Con la tecnologia? Pur non credendo nel determinismo delle smart city, e ancora di meno in chi ciancia di smart city in una città con centinaia di migliaia di auto parcheggiate sui marciapiedi: sì, può essere. Ma il potere pubblico contribuirà a diffondere queste tecnologie e a indirizzarle nel modo giusto, o le userà come mera propaganda?

Con l’attivismo urbano? Forse, purché non stiamo ad aspettare un piano grande e omnicomprensivo. Siamo troppo litigiosi per essere bravi a fare grandi piani, e ancora meno bravi a portarli a termine. Secondo me, solo se riuscissimo ad andare a stuzzicare l’italianissimo interesse di ciascuno per il proprio particulare, come diceva Montanelli.

Smart City e Internet of Things

Tutti a parlare di Smart City e Internet of Things, ma nessuno che ci faccia nulla.

Prendi Milano: 700 mila auto dei milanesi (e altrettante che arrivano da fuori città), circa il doppio pro-capite che nelle normali città europee, e metà di queste auto parcheggiate dove non dovrebbero stare: sui marciapiedi, in curva, sulle aiuole, sui controviali etc.

Prendi una decisione secca, ma anche l’unica che abbia senso prendere: tracci 350 mila parcheggi regolari e li metti in all’asta a chi offre di più. Tutto il resto è spazio che recuperiamo per il pubblico. Anche se i cittadini non capiscono un cazzo e non lo vogliono.

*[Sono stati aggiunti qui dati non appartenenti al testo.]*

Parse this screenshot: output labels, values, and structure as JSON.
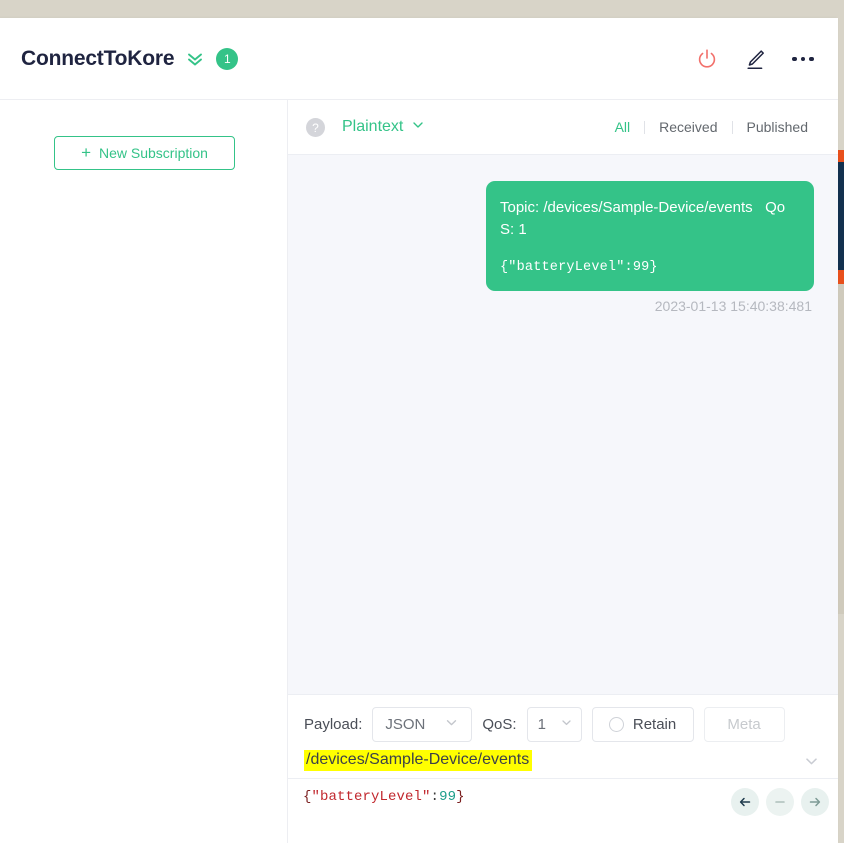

Un po’ come con la Legge Sirchia (siano lodati lui e Berlusconi!): no, ma poi come faccio se non posso farmi la “svaporetta” (sic)? E poi, ovviamente, anche i fumatori che ammettono che si sta tutti molto meglio adesso. La “democrazia” è sopravvalutata.

Crei una piattaforma per vendere i posti all’asta. Chi si aggiudica un posto (per minimo 6 mesi) paga (le aste partono direi da almeno 50 Euro al mese) e riceve un sensore da mettere sull’auto che dialoga con un sensore sul marciapiede. Quando viene segnalata un’auto parcheggiata senza sensore, esce il carro-attrezzi e la rimuove. Prima multa 100 Euro più rimozione, seconda 200 Euro più rimozione, terza 400 Euro più rimozione etc.

Oppure, continuiamo con “la città dello sharing” e coi “congressi sulle Smart City”.